International Forums:
• Die transkulturellen Repräsentationen der Frau in der Literatur und Philosophie unter besonderer Berücksichtigung georgischer und österreichischer Diskurse, Practice of Book-based Subjectivity in the Works of Georgian Romantic Writer Mariam JambakurOrbeliani
• Thirty Years Since The Fall of Communism,  The Narrative Strategies of the Representation of Consciousness in Modern Georgian Novel: Post-Soviet Experience: Based on “Obole “by Aka Morchiladze (Galati, Romania). He has implemented a grants project financed by Shota Rustaveli National Science Foundation: “Georgian Autobiography”.
From October 15, 2019 he will work for a year as an invited scholar at Jena University (Germany) studying the narrative patterns of description of consciousness in the contemporary Georgian novel.

Autobiographical Memory and Narrative Identity: The Cognitive Approach

Contemporary narratology is formed as a sub-discipline of cognitive sciences (Herman, David. 2013. Storytelling and the Sciences of The Mind; Ryan, Marie-Laure.2010. Narratology and Cognitive Science: A Problematic Relation. Stule. 44, no 4, 469-95). As the formation of human identity implies the turning of biographical data into a narrative unity, the methodology of research of identity should envisage the narratological research which is based on the knowledge provided by cognitive sciences in the study of consciousness of characters (Palmer, Alan. 2004. Fictional Minds; Zunshine, Lisa. 2006. Why We Read Fiction: Theory of Mind and the Novel.; Hogan, Patrick Colm. 2003. The Mind and Its Stories: Narrative Universals and Human Emotion.)
To be more precise, what is the role of cognitive narratology in the research of identity issues? Several important aspects must be discussed in this regard:
a) Above all, the study of formation and functioning of identity should be based on the functional approach: identity serves human evolutionary needs. It does not function separately; it forms part of human consciousness which helps survival and development (Damasio, Antonio. 2000. The Feeling of What Happens: Body, Emotion and the Making of Consciousness).

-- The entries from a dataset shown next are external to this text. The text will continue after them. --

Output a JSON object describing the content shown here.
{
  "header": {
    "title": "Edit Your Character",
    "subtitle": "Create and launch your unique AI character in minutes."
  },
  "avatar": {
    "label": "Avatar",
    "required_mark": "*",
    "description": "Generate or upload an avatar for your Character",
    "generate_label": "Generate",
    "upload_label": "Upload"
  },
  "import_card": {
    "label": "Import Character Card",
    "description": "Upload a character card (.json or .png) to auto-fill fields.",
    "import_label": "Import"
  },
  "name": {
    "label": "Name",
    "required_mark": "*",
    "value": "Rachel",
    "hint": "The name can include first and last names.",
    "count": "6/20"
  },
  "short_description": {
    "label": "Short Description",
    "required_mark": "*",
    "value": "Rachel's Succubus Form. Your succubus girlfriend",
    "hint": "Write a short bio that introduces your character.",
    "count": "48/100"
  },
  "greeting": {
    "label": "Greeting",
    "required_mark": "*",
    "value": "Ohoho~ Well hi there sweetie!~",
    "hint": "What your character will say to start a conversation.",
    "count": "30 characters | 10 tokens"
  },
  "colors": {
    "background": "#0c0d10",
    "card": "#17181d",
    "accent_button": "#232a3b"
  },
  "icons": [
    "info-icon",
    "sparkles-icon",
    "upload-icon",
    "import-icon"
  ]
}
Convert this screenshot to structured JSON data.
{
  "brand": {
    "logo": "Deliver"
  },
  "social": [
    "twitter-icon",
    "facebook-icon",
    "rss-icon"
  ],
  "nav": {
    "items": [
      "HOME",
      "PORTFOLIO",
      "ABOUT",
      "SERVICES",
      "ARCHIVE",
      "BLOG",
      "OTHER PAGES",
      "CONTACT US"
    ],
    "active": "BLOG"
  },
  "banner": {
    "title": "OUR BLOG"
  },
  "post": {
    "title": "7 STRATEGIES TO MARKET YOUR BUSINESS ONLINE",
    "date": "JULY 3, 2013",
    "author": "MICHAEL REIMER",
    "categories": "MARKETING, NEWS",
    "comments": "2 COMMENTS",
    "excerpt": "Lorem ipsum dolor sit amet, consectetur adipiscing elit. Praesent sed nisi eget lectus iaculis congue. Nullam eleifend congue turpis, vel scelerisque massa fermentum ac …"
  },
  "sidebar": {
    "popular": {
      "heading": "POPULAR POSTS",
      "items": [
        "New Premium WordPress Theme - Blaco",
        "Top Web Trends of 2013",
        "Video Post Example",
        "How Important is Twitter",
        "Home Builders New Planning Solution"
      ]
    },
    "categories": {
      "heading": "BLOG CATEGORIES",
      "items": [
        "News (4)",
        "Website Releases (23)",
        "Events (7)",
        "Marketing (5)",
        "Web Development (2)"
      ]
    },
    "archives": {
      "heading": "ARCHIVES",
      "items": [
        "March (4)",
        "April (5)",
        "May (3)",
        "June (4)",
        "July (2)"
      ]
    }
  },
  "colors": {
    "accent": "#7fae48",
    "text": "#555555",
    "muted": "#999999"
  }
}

b) When studying the consciousness of characters, narratologists now begin to focus on mental processes which have not been studied before. With regard to identity, special mention should be made of emotion. A famous neuroscientist Antonio Damasio considers that emotion monitors human consciousness. Based on the pattern of identity, emotion informs a person whether the perceived reality is favourable or dangerous. These signals are necessary for the optimization of behavior. Based on the situation, either homeostatic or homeodynamic needs are activated. It should be mentioned that evaluative labels are attached to the mental images preserved in the human memory based on the identity model;
c) Formation and renewal of identity are certain processes. Hence, human consciousness uses the phenomenon of remembering which is specific and adjusted to current needs (Schacter, Daniel. 1996 Searching for memory: The brain, the mind, and the past). For the analysis of this aspect, ample knowledge has been accumulated in the narratological research (Nalbantian, Suzanne. Memory in Literature. From Rousseau to Neuroscience; Neumann, Birgit.2005. Erinnerung – Identität – Narration: Gattungstypologie und Funktionen kanadischer Fiction of Memory.;
Birke, Dorothee. 2008. Memory’s Fragile Power: Crises of Memory, Identity and Narrative in Contemporary British Novels)

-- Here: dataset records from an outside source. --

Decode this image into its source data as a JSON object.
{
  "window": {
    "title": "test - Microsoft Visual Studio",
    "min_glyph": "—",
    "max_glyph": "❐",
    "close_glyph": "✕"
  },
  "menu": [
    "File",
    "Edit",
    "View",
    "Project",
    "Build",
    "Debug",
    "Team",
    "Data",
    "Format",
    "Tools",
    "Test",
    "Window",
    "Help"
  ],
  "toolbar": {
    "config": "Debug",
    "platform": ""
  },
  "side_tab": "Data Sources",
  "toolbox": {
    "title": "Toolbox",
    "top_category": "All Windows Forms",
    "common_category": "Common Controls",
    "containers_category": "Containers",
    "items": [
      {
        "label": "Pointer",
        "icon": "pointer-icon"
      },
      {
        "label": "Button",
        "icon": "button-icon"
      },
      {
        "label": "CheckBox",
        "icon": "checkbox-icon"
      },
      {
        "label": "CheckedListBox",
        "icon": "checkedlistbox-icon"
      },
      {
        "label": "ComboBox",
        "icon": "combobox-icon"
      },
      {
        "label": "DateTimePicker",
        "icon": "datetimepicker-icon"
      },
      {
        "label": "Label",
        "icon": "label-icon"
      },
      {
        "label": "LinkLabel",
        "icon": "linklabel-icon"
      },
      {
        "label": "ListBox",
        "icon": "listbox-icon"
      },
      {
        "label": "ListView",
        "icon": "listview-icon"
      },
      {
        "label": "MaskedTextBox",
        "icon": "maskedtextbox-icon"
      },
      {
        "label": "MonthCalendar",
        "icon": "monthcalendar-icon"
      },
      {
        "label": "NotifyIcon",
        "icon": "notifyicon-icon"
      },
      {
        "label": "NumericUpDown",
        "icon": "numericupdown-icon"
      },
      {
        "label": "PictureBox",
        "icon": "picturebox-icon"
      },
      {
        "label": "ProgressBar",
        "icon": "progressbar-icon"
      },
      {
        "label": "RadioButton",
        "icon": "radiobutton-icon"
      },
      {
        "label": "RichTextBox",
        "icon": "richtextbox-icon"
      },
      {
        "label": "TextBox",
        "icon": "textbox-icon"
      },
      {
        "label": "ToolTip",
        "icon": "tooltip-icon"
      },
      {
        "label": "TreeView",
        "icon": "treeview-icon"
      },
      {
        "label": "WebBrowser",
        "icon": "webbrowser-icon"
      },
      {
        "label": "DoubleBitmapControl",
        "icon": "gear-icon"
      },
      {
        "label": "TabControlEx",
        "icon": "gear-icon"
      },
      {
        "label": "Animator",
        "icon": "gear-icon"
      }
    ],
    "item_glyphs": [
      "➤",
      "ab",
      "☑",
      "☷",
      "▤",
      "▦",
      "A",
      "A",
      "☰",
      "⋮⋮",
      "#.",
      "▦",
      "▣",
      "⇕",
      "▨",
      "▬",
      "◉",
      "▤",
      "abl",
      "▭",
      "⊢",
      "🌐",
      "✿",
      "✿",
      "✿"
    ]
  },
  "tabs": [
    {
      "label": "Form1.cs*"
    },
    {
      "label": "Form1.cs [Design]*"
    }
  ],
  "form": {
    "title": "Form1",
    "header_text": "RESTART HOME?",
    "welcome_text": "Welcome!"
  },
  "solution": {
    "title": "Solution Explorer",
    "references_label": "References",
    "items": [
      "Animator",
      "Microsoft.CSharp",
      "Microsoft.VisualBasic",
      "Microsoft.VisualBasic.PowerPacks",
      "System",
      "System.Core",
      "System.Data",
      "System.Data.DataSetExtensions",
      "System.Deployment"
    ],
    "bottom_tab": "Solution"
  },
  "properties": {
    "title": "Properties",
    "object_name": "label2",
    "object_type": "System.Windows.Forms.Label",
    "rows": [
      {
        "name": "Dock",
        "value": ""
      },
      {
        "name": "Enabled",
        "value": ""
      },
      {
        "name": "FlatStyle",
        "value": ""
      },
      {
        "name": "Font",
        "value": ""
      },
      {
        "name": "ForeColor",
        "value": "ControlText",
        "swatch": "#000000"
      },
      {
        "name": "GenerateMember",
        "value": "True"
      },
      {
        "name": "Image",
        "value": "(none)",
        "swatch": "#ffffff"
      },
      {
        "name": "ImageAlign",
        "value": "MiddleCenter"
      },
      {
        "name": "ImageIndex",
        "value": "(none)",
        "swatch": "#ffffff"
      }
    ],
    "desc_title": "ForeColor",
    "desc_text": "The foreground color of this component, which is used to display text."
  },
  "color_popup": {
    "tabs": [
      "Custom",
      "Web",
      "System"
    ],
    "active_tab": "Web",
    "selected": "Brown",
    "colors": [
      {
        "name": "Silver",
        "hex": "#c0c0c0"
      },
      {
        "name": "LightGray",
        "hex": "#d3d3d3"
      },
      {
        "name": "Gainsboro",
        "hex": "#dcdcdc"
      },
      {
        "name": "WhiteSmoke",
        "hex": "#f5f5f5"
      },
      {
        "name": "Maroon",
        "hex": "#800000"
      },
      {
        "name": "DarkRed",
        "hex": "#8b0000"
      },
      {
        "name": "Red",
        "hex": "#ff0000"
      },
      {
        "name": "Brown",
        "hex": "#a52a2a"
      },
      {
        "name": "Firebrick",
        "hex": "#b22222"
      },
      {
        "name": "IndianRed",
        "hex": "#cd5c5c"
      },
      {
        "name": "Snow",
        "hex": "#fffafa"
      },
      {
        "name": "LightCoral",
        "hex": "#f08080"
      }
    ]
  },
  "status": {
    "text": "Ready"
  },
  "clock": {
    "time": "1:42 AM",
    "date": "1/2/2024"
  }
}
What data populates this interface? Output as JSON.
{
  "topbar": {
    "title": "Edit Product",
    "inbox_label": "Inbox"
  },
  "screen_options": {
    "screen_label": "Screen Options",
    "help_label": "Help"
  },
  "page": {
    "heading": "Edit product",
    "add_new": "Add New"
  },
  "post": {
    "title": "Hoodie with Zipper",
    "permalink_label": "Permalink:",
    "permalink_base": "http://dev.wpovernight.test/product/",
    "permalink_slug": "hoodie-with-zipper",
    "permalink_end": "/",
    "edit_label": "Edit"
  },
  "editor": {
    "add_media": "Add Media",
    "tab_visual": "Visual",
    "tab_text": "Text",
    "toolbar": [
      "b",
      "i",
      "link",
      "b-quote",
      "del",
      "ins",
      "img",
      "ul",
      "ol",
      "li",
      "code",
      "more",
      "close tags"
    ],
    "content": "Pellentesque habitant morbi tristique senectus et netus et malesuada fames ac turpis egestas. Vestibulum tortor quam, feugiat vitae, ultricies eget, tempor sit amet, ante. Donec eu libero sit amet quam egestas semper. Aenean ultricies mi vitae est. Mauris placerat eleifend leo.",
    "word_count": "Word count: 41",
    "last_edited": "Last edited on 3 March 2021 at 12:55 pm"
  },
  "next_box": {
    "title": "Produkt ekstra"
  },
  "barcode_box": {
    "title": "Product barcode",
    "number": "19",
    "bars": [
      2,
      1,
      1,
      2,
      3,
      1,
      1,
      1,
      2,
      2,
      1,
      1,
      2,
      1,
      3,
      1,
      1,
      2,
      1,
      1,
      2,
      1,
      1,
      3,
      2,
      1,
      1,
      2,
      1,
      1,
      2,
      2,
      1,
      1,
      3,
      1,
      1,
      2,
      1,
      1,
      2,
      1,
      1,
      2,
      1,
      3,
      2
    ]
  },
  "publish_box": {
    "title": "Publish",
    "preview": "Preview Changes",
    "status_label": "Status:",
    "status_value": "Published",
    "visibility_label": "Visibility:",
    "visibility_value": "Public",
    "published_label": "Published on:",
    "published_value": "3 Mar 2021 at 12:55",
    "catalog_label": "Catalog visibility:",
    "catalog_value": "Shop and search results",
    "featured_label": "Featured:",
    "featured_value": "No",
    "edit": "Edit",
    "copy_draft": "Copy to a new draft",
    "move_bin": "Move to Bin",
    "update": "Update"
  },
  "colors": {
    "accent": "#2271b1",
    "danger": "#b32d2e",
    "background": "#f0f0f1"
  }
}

d) In order to work out identity research methodology, special importance should be attached to the research of cognitive narratology aimed at the study of autobiographical narration (Eakin. Paul J. 2008. Living Autobiographically. How We Create Identity in Narrative, Löschnigg, Martin. 2006. Die englische fictionale Autobiographie: Erzähltheoretische Grundlagen und historische
Prägnanz formen von den Anfängen bis zur Mitte des neunzehnten Jahrhunderts). Autobiographic self and identity are synonymous concepts from the perspective of cognitive neurosciences. Therefore, the study of autobiographical narrative will yield fundamental material for the study of identity issues. The given paper analyses factual autobiographies created by Georgian writers in the Soviet period (until now, a huge corpus of autobiographical texts reflecting Soviet experience has not been studied). These texts reveal both the formation of individual experience of the experiencing autobiographer and the formation of social competence. The paper identifies the textual data that are relevant for the research of identity issues in the narrative texts and
shows how these data can be interpreted from the perspective of cognitive narratology.
Key words: identity, autobiographical ego, cognitive narratology, consciousness.